Il est furieux. Le président ne se soucie pas d’avoir raison sur une mauvaise chose, du moins quand cela lui donne une mauvaise image. Plus précisément à propos de son nouveau jouet brillant.
Cela coûte 400 millions de dollars. Le Qatar l’a offert. Un Boeing 747-8 destiné à porter la désignation Air Force One jusqu’à ce qu’il se retire dans sa bibliothèque après son départ de ses fonctions. Un palais volant, bien sûr. Mais dès la mi-juin 2024, l’US Air Force a pris livraison d’un avion auquel il manque apparemment certaines pièces assez vitales. Pas de parties métaphoriques. Les trucs de sécurité.
Les vieux oiseaux meurent. Ces 747-2 convertis maintiennent le fort tandis que les 747-8 de remplacement – dont deux, entièrement construits spécialement pour le service présidentiel – souffrent de retards si massifs qu’ils sont pratiquement géologiques. L’installation de l’électronique défensive pour protéger le commandant en chef des missiles prend du temps. Beaucoup. Au moins quatre ans de retards, minimum.
Trump ne pouvait pas attendre. Ou alors il ne voulait pas admettre que les remplaçants étaient coincés dans le hangar.
Il a donc pris l’avion du Qatar pour se rendre en Turquie pour un sommet de l’OTAN. Sortant ? Bien sûr. Ça a l’air cool. Mais au retour, peu après l’échec des négociations avec l’Iran, il est revenu à l’ancien 747-2. Il a dit qu’il voulait honorer les militaires. C’est un joli sentiment. Un journaliste nommé bon sens voit clair.
Il a changé d’avion parce que le nouveau n’était pas sûr à voler. Pas encore.
“Les responsables étaient inquiets du fait que le nouvel avion ne dispose pas encore de tous les systèmes défensifs… y compris certaines capacités de défense antimissile.”
Le New York Times l’a rapporté. Ils ont cité des sources. En gros, ils ont dit : “Hé, l’avion qui est arrivé dans des mois alors que les vrais prennent des années n’a pas de blindage.”
Pensez-vous que quelqu’un n’a pas compris l’implication ? Si l’avion est prêt en douze mois mais que les avions spécialisés en mettent cinq, quel est le calcul ? C’est une simple soustraction. L’avion vanité a sauté l’étape où ils ont boulonné les boucliers de fusée sur les ailes.
L’administration a démenti. Ils affirment qu’il répond à des normes de sécurité élevées. Ils affirment également que le changement d’avion était une question d’honneur militaire. Lequel croyez-vous ? Probablement celui qui empêche le président de se vaporiser au-dessus de la mer Noire.

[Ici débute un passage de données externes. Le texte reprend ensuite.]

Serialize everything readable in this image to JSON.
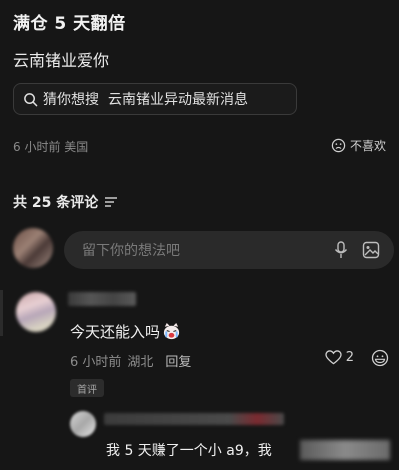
{
  "post": {
    "title": "满仓 5 天翻倍",
    "body": "云南锗业爱你",
    "search_chip": {
      "icon": "search-icon",
      "label": "猜你想搜",
      "query": "云南锗业异动最新消息"
    },
    "meta": "6 小时前  美国",
    "dislike_label": "不喜欢"
  },
  "comments_header": {
    "label": "共 25 条评论"
  },
  "composer": {
    "placeholder": "留下你的想法吧",
    "icons": [
      "microphone-icon",
      "image-icon"
    ]
  },
  "comments": [
    {
      "text": "今天还能入吗",
      "emoji": "crying-cat-emoji",
      "time": "6 小时前",
      "location": "湖北",
      "reply_label": "回复",
      "likes": "2",
      "badge": "首评"
    }
  ],
  "reply_preview": {
    "text": "我 5 天赚了一个小 a9，我"
  },
  "colors": {
    "background": "#161616",
    "input": "#2a2a2a",
    "muted": "#8a8a8a"
  }
}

Mais le déni ne consiste plus seulement à vivre dans une autre maison. C’est une action en justice.
Quatre journalistes du Times ont été assignés à comparaître. Le ministère américain de la Justice les traîne devant un grand jury à Manhattan. Le but ? Trouvez la fuite.

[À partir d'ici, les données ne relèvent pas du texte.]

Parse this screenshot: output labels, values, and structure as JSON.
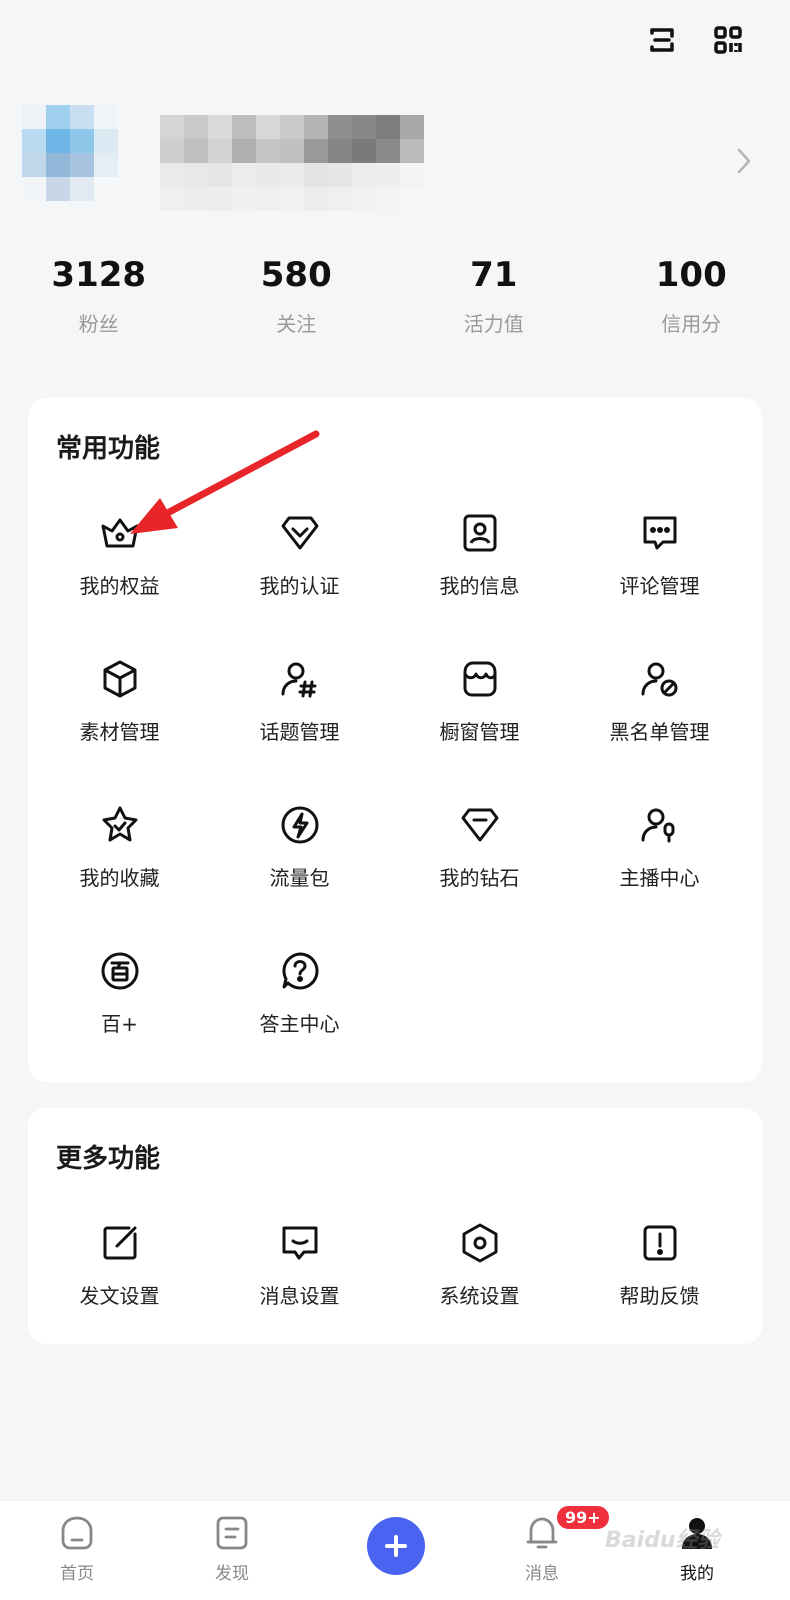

« Les journalistes ne sont pas les cibles », a déclaré le DOJ, probablement avec un visage impassible. “Ceux qui divulguent des informations classifiées le sont.”
Ah oui. Bien sûr. Parce que discuter de la question de savoir si le président vole avec des trous de missiles dans sa couverture de sécurité est un secret d’État de premier ordre. Comme l’emplacement de la zone 51.

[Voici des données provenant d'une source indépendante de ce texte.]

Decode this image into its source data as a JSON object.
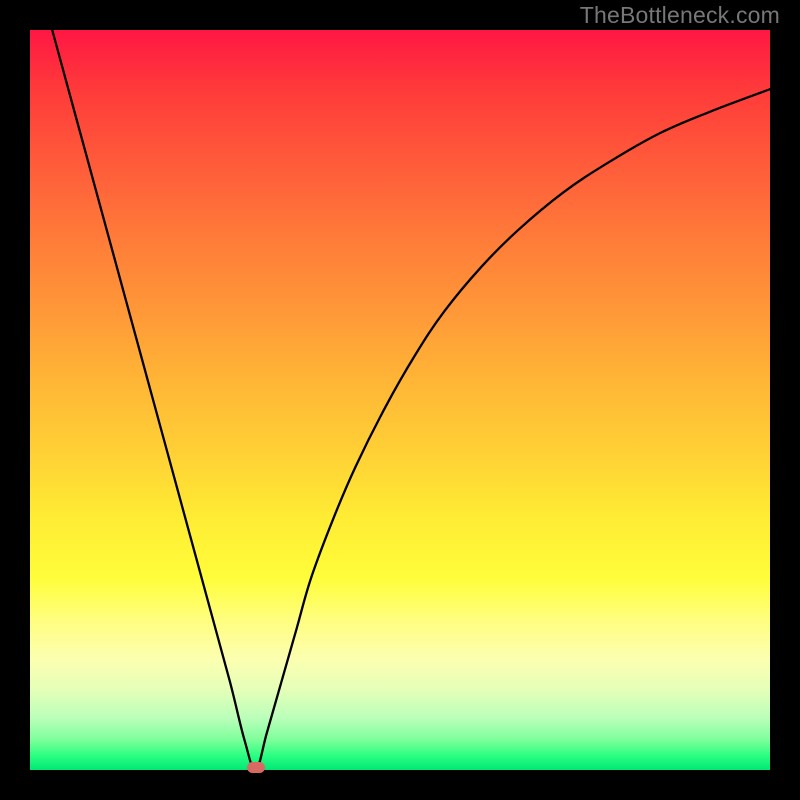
{
  "watermark": "TheBottleneck.com",
  "chart_data": {
    "type": "line",
    "title": "",
    "xlabel": "",
    "ylabel": "",
    "xlim": [
      0,
      100
    ],
    "ylim": [
      0,
      100
    ],
    "grid": false,
    "legend": false,
    "minimum_point": {
      "x": 30.5,
      "y": 0
    },
    "series": [
      {
        "name": "bottleneck-curve",
        "x": [
          3,
          6,
          9,
          12,
          15,
          18,
          21,
          24,
          27,
          29,
          30.5,
          32,
          34,
          36,
          38,
          41,
          44,
          48,
          52,
          56,
          61,
          66,
          72,
          78,
          85,
          92,
          100
        ],
        "values": [
          100,
          89,
          78,
          67,
          56,
          45,
          34,
          23,
          12,
          4,
          0,
          5,
          12,
          19,
          26,
          34,
          41,
          49,
          56,
          62,
          68,
          73,
          78,
          82,
          86,
          89,
          92
        ]
      }
    ],
    "background_gradient": {
      "top": "#ff1744",
      "mid": "#fffd3a",
      "bottom": "#00e876"
    }
  }
}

Pourquoi les assigner à comparaître pour avoir signalé une évidence ? Les retards dans le remplacement réel de l’Air Force One sont du domaine public. L’accord avec le Qatar était de notoriété publique. La différence dans la chronologie était liée aux mathématiques et non à l’espionnage. N’importe qui? Bueller ?
Si l’installation de systèmes de défense qui sauvent des vies peut être réalisée en quelques mois, pourquoi les deux remplacements officiels ne sont-ils pas accélérés ? Cette question reste en suspens. Sans réponse.
Le DOJ veut arrêter les gens qui « pensent qu’il est acceptable de divulguer des informations classifiées ». Peut-être que le problème ne vient pas des fuites. C’est peut-être parce que l’administration traite la logique de base de l’aviation comme s’il s’agissait d’un code classifié.
Citation à comparaître. Les journalistes ont peur. Le président en colère. Et toujours pas de bouclier antimissile sur le jet vanité. Nous verrons si le prochain vol se déroulera sans problème ou simplement bruyant.